时雨的回答一如往常妥帖:“你喜欢,我当然得陪饮。”
何廷恩已经过了为这种体面话心动的年纪,他和陈启拥有同一个起点,遇到同一片雾霾,只不过穿越雾霾,陈启看见流光溢彩,他看见黑暗森林。
他还记得自己收到b大录取信时有多开心,也记得第一次去学院找时雨,看到她和陈启拥吻有多难过。
有一种圣女被亵渎的感觉,气愤过后是茫然的无助。
他不能面对现实,选择落荒而逃。大学城那么大,他没有刻意去找时雨,时雨也就遇不到他。
再次见面是在酒吧,时雨喝醉了,何廷恩不得不出现。
“ivy,你为什么喝那么多酒?”
时雨神志不清就容易语言系统混乱,何廷恩能听懂粤语、国语和英语,但时雨偏要跟他讲法语。
身边刚好有个法国人,帮忙翻译给他听。
“这位女士说,她的恋人是世界第一笨的笨狗。”
何廷恩猜测原话没那么文明,能确定的是时雨在这场恋情里受委屈了。
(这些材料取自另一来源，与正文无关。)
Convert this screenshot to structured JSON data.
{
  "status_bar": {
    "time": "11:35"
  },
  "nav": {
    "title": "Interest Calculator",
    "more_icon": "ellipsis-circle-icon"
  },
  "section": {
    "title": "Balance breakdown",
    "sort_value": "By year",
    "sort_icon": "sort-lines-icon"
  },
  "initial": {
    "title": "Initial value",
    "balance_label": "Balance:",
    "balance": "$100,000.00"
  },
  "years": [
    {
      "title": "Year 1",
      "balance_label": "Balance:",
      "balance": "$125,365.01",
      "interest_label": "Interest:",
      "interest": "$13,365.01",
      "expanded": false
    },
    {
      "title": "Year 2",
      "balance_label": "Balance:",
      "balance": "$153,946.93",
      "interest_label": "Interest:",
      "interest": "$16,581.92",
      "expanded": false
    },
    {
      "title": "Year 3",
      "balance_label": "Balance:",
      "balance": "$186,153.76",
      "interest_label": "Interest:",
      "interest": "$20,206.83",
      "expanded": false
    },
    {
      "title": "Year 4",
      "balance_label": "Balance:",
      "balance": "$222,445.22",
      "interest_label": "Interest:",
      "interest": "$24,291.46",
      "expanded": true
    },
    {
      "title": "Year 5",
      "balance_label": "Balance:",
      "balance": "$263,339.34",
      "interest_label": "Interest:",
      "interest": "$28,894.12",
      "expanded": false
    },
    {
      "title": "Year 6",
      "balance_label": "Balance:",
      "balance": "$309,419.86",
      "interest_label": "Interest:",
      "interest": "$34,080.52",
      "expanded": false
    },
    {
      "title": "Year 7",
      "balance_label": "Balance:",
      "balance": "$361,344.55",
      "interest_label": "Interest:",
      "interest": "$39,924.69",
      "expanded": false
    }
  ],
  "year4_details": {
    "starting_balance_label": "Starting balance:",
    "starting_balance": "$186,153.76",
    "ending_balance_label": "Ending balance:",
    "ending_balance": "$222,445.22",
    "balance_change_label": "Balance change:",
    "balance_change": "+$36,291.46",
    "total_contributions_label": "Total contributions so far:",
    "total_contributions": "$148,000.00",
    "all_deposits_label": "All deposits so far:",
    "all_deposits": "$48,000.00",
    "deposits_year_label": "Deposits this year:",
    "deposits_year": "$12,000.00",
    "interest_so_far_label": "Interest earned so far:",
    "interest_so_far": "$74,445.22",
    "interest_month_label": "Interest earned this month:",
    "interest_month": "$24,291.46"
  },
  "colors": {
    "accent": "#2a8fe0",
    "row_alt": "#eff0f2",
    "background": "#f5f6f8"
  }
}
不管谁对谁错,让时雨受委屈一定是对方的错。
过不久,时雨说她分手了。
何廷恩带她去兜风,跑车呼啸而过,似乎连风也在对他说恭喜。
可惜他运气不好,上大学才一年,父亲就过世了。家里打起遗产官司,母亲频频要求他回港撑场面。
等忙完这些事再回费城,时雨竟然又和前男友复合。更令他心寒的是,跨城去约会的人从陈启变成了时雨。